Sunday, January 24, 2021

Earthbag Building

By Kaki Hunter and Donald Kiffmeyer.

Every now and then I run into a book that I dream will teach me a new survival skill should everything go to shit, and I need to start over. This time it's earthbag building... If I lost my job and home, I could always build a new home with bags of earth.

Reading this book gave me anxiety. It would take so much work to build a new home from earthbags. I don't have that patience.




Monday, January 18, 2021

Reality is not what it seems

by Carlo Rovelli

I love Rovelli's writing. He is very good at describing, at taking you step by step though the thought process needed to understand Quantum Gravity. Or maybe he seduces you into believing that you understand. 

Back in November, I decided to get up to date with what's current in theoretical physics. At this point I've taught myself a few things, but mostly I've decided that understanding theoretical physics would be a difficult full time job. I'm going to pause this effort for a while.



Sunday, January 3, 2021

Roger Penrose...

The Road to Reality-- A Complete Guide To The  Laws Of The Universe, and...

Fashion, Faith and Fantasy in the New Physics of The Universe.

Every now and then I like to attempt to can catchup on the state of physics. With Penrose winning a Nobel in Physics, I thought I'd go through some of his books.

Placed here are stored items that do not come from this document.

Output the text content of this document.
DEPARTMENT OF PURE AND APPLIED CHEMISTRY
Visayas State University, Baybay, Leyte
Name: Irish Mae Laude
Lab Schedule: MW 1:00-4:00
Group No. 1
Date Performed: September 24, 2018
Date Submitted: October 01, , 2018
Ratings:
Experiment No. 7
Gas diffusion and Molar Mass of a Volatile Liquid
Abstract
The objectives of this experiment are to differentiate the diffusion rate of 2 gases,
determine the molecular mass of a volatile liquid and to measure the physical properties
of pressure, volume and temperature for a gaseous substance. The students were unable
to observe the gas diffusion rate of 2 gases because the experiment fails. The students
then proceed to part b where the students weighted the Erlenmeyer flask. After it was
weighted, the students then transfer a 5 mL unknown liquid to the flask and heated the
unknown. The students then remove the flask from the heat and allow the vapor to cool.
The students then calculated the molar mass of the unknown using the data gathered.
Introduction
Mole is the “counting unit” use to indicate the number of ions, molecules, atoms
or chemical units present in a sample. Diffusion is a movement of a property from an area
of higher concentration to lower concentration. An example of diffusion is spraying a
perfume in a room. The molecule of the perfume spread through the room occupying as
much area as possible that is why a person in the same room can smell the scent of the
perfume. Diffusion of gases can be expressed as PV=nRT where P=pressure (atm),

These books are very dense. Not light reading.

The Road To Reality is a great reference. If I wanted to know the math behind something, say String Theory or Quantum Gravity, I could look it up in in this book. Then, when I didn't understand part of that explanation, the book would offer me pointers to the math and science that I needed. And so on, all the way back to the roots of science and mathematics.

Fashion, Faith and Fantasy is different in that it tells more of the narrative of various problems in physics, who is investigating them, why they are important, and the directions the solutions are headed in.